Как только режиссёр устранил неувязку, я, набравшись наглости, спрашиваю:

– Станислав Сергеевич, а вы не могли бы ознакомиться с моим сценарием?

– А как называется? О чём?

– «Был человеком».

– Это, что, о бичах что ли?

Вот это да! Как он легко раскусил суть моего будущего фильма! И не мудрено. Ведь Станислав Сергеевич как бывший геолог часто сталкивался в полевой жизни с бичами. Надо знать, что в сибирских краях и на Северах аббревиатуру БИЧ, расшифровывают как бывший интеллигентный человек. (Не будем вдаваться в подробности появления этого термина).

– Хорошо. Я посмотрю. Давайте встретимся через неделю на этом же месте, в это же время.

Так оно и произошло: мы одновременно с разных сторон подошли к барной стойке.

– Коньячок? – и, видя мою нерешительность, обратился к бармену: два по сто, пожалуйста.

– Что ж, Слава, интересный сценарий получился, есть основа, но над ним нужно работать. А я сейчас занят документальным фильмом о Бухарине. Давайте, как закончу с этим делом, то вернёмся к нашему разговору. Идёт?

К сожалению, Говорухина увлекли новые идеи, а мой сценарий так и остался нереализованным.

Элина Быстрицкая

 

Часто забредал я в биллиардную Дома кино. Это место обожали многие кинематографисты, и однажды встретил там Народную артистку СССР Элину Быстрицкую. Что немудрено: ведь она занимала должность Почётного президента Федерации бильярда. Элина Абрамовна редко брала в руки кий, а больше любила наблюдать за  опытными игроками. Она же организовывала турниры между творческими союзами. Если архитекторов легко можно было поставить играть с писателями, то устроить тур между Союзом театральных деятелей и Союзом кинематографистов было значительно сложнее. Лучшие игроки команд постоянно были заняты в спектаклях и киносъёмках, а то уезжали на гастроли. Как в таких условиях проводить турнир?

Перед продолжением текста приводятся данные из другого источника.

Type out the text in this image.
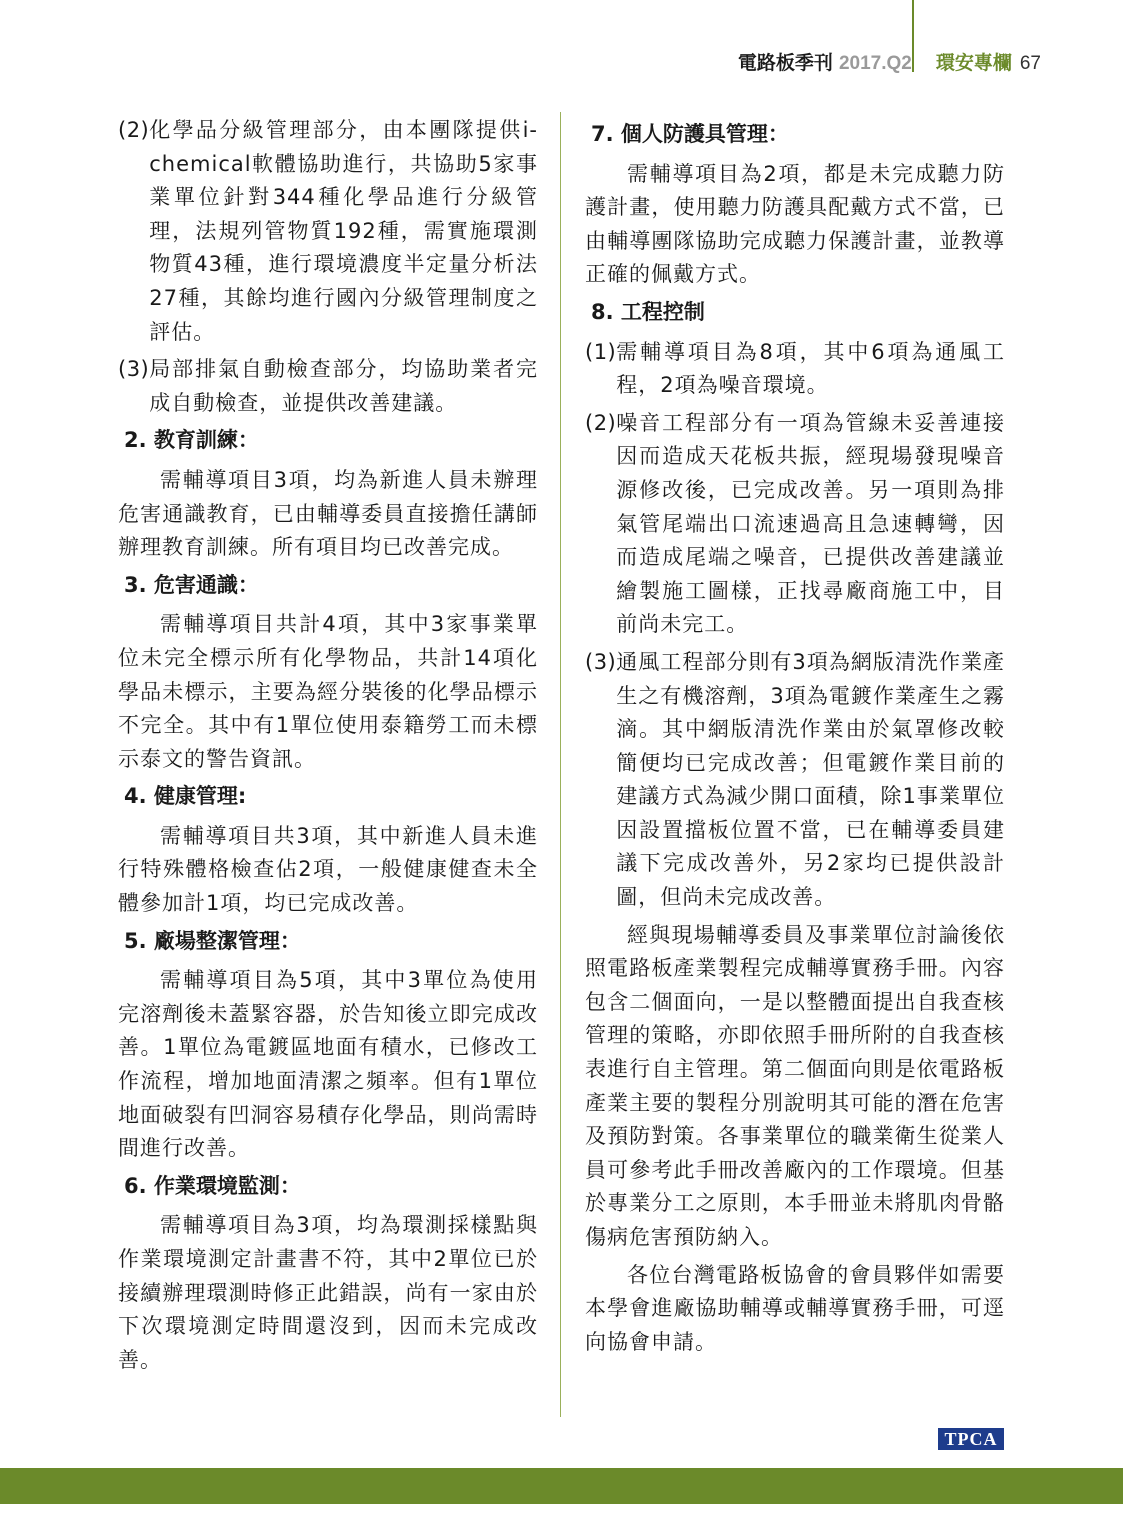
電路板季刊 2017.Q2 環安專欄 67
(2) 化學品分級管理部分，由本團隊提供i-chemical軟體協助進行，共協助5家事業單位針對344種化學品進行分級管理，法規列管物質192種，需實施環測物質43種，進行環境濃度半定量分析法27種，其餘均進行國內分級管理制度之評估。
(3) 局部排氣自動檢查部分，均協助業者完成自動檢查，並提供改善建議。
2. 教育訓練：

需輔導項目3項，均為新進人員未辦理危害通識教育，已由輔導委員直接擔任講師辦理教育訓練。所有項目均已改善完成。

3. 危害通識：

需輔導項目共計4項，其中3家事業單位未完全標示所有化學物品，共計14項化學品未標示，主要為經分裝後的化學品標示不完全。其中有1單位使用泰籍勞工而未標示泰文的警告資訊。

4. 健康管理:

需輔導項目共3項，其中新進人員未進行特殊體格檢查佔2項，一般健康健查未全體參加計1項，均已完成改善。

5. 廠場整潔管理：

需輔導項目為5項，其中3單位為使用完溶劑後未蓋緊容器，於告知後立即完成改善。1單位為電鍍區地面有積水，已修改工作流程，增加地面清潔之頻率。但有1單位地面破裂有凹洞容易積存化學品，則尚需時間進行改善。

6. 作業環境監測：

需輔導項目為3項，均為環測採樣點與作業環境測定計畫書不符，其中2單位已於接續辦理環測時修正此錯誤，尚有一家由於下次環境測定時間還沒到，因而未完成改善。

7. 個人防護具管理：

需輔導項目為2項，都是未完成聽力防護計畫，使用聽力防護具配戴方式不當，已由輔導團隊協助完成聽力保護計畫，並教導正確的佩戴方式。

8. 工程控制
(1) 需輔導項目為8項，其中6項為通風工程，2項為噪音環境。
(2) 噪音工程部分有一項為管線未妥善連接因而造成天花板共振，經現場發現噪音源修改後，已完成改善。另一項則為排氣管尾端出口流速過高且急速轉彎，因而造成尾端之噪音，已提供改善建議並繪製施工圖樣，正找尋廠商施工中，目前尚未完工。
(3) 通風工程部分則有3項為網版清洗作業產生之有機溶劑，3項為電鍍作業產生之霧滴。其中網版清洗作業由於氣罩修改較簡便均已完成改善；但電鍍作業目前的建議方式為減少開口面積，除1事業單位因設置擋板位置不當，已在輔導委員建議下完成改善外，另2家均已提供設計圖，但尚未完成改善。

經與現場輔導委員及事業單位討論後依照電路板產業製程完成輔導實務手冊。內容包含二個面向，一是以整體面提出自我查核管理的策略，亦即依照手冊所附的自我查核表進行自主管理。第二個面向則是依電路板產業主要的製程分別說明其可能的潛在危害及預防對策。各事業單位的職業衛生從業人員可參考此手冊改善廠內的工作環境。但基於專業分工之原則，本手冊並未將肌肉骨骼傷病危害預防納入。

各位台灣電路板協會的會員夥伴如需要本學會進廠協助輔導或輔導實務手冊，可逕向協會申請。

TPCA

И вот как-то без чего-то десять угораздило меня заглянуть в биллиардную. А там один одинешенек гонял шары Народный артист России, а тогда ещё «просто» артист без звания Борис Хмельницкий. (Думаю, здесь уместна блиц-ремарка. Редчайший случай! Звание «Народного» Борис Алексеевич получил, минуя титул «Заслуженного». А Народным Хмельницкий стал за год до смерти...) На свитер он надел маленький фартучек с кармашком для мела. Артист обрадовался моему появлению, так как увидел во мне потенциального противника.

Начали играть. С трудом, но выигрываю партию у одного из лучших билиардистов среди киношников! Более того – мастера спорта по бильярду! Играем ещё. Я поймал кураж. Разбив первым пирамиду, раз за разом кладу шары в лузу, так и не дав взяться за кий Борису. И вторая партия оказалась за мной. Хмельницкий не ожидал такого исхода, не на шутку рассердился и выиграл у меня третью партию, а потом ещё четыре.

Борис Хмельницкий

 

Мы расстались друзьями, перешли на «ты», и, конечно, Борис согласился дать интервью для «45», тем более что оно исподволь началось во время игры, а закончилось в буфете Дома кино. А потом мы с ним встречались в течение долгих лет много-много раз. Все встречи были почти спонтанными. Однако заверить интервью, передать фото, сделанные нашим фотокором Сергеем Соседовым – эти контакты происходили по предварительной договорённости. Как-то получил приглашение от Бориса на концертное выступление его сестры Луизы; а вот мы увиделись в метро на эскалаторе: он ехал вниз, а я вверх (или наоборот); помню: обнялись в редакции газеты «Московский комсомолец»; что уж тут говорить о неоднократных встречах в Доме кино…

Борис и Луиза Хмельницкие

 

Бориса Алексеевича скосил рак, и он ушёл от нас 16 февраля 2008 года, в возрасте 67 лет. Похоронен на Кунцевском кладбище в Москве.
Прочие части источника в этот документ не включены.